Caltex Australia has been forced to disclose a beefed-up, all-cash $8.6 billion takeover approach from acquisitive Canadian group Alimentation Couche-Tard after news of the takeover interest leaked into the market.
The petrol and convenience retailer only on Monday revealed a plan to spin off some of its service station sites in an IPO, a move that would derail the takeover ambitions of its suitor, owner of the Circle K brand well known throughout Asia.
Caltex told the ASX on Tuesday than it had received an indicative proposal to acquire all of its shares for $34.50 apiece, less any dividends.
The conditional offer, representing a premium of 15.8 per cent over Caltex’s closing share price on Monday, is the second it has received. It rejected as inadequate an earlier approach from the same bidder, made on October 11, at $32 per share, a price that at the time represented about a 25 per cent premium.
Shares in Caltex surged as much as 12.7 per cent to $33.56 on Tuesday after a delayed start. They were at $33.52 just after midday.
The overtures from Couche-Tard, which has a strong track record of growth by acquisition, were first revealed by The Australian Financial Review’s Street Talk column on Monday night and confirmed on Tuesday morning.
Couche-Tard operates in 27 countries, selling 43 million gallons a day of fuel and about three quarters of a million cups of coffee.
It has completed 60 deals since 2004, adding some 10,200 stories and highlighted in a recent presentation to investors that “significant runway remains globally” for growth, with a focus on the US and Asia.
More than 2150 stores operate under its Circle K brand outside North America and Europe, in countries including New Zealand, Cambodia, Hong Kong and Saudi Arabia.
Couche-Tard, which invested earlier this year in a cannabis retailer in Canada, is understood to have been circling potential targets in Australia’s fuel sector for months, advised by Goldman Sachs.
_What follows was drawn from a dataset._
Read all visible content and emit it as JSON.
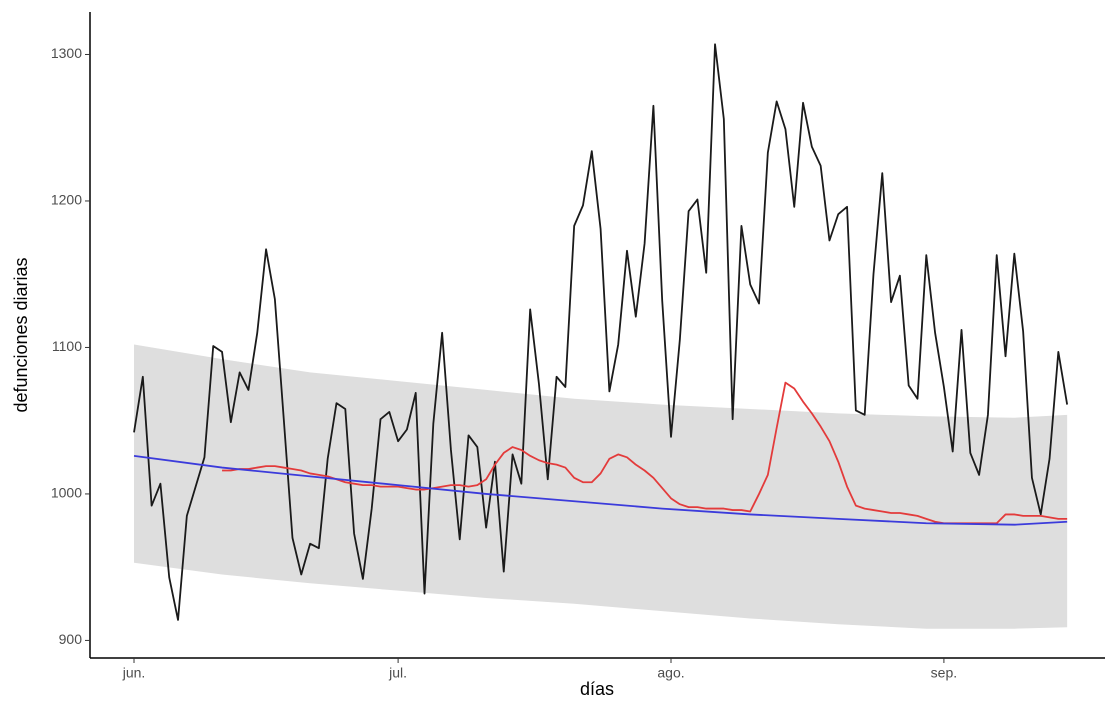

It was among those that took a look at the Woolworths petrol station business that was eventually sold to UK-based EG Group.
Caltex said the talks with the Canadian group over its “highly conditional” offer were at a preliminary stage and there was no certainty of any deal.
“The Caltex Board is focused on maximising shareholder value and will carefully consider any proposal that is consistent with this objective,” it added.
It said the board is “currently considering the proposal, including obtaining advice from its financial and legal advisers”. It is being advised by UBS and Grant Samuel, with Herbert Smith Freehills on the legal side.
The public outing of the proposals comes a day after Caltex announced it would unlock value with an initial public offering of up to 49 per cent of 250 freehold petrol stations. It is understood not to have intended to disclose the takeover approach until confidentiality was lost.
Caltex said the announcement of the IPO, which has been months in the works and is the result of a review of its retail sites announced in August, “is not related” to the Couche-Tard approach.
However the fuels company has been under increasing pressure to unlock value that was not being recognised in the market after rejecting last year a more significant demerger or spin-off. It also has a huge franking credit balance, worth $834 million at June 30, which investors want to see value from.
Couche-Tard is understood to be proposing two options to Caltex on the franking credits, including a special dividend of about $3 a share that could be worth about $8 a share for some shareholders depending on their tax situation.
Citigroup analyst James Byrne calculates that Caltex’s proposed sale of a 49 per cent stake in 250 sites will raise about $700 million that the company could use to buy back shares, increasing earnings per share by about 5 per cent.
In a note released before the takeover approach was confirmed, Mr Byrne said the Financial Review’s theory that the spin-off was a poison pill for a suitor “would make sense as the freehold IPO would remove one avenue for a capital release to pay down debt used to fund a leveraged acquisition of Caltex”.
Couche-Tard’s proposal is subject to several conditions, including due diligence, financing and a unanimous recommendation by the Caltex board. It is also subject to approval by the Foreign Investment Review Board.
Another condition involves no material asset sales, signalling that the proposed IPO would be a deal-breaker. However Caltex is understood to believe it can potentially progress discussions with Couche-Tard as well as advancing the IPO.
Caltex is already in a state of flux with chief executive Julian Segal advising in August that he would be stepping down after 10 years at the helm. A successor has yet to be announced.
Neither Mr Segal nor Caltex chief financial officer Matt Halliday was available to comment on Tuesday morning.
Earlier this month, Woolworths and Caltex said a new chain of stores selling fresh food, groceries and fuel would raise the bar in the $8.5 billion convenience sector and change the way people shop.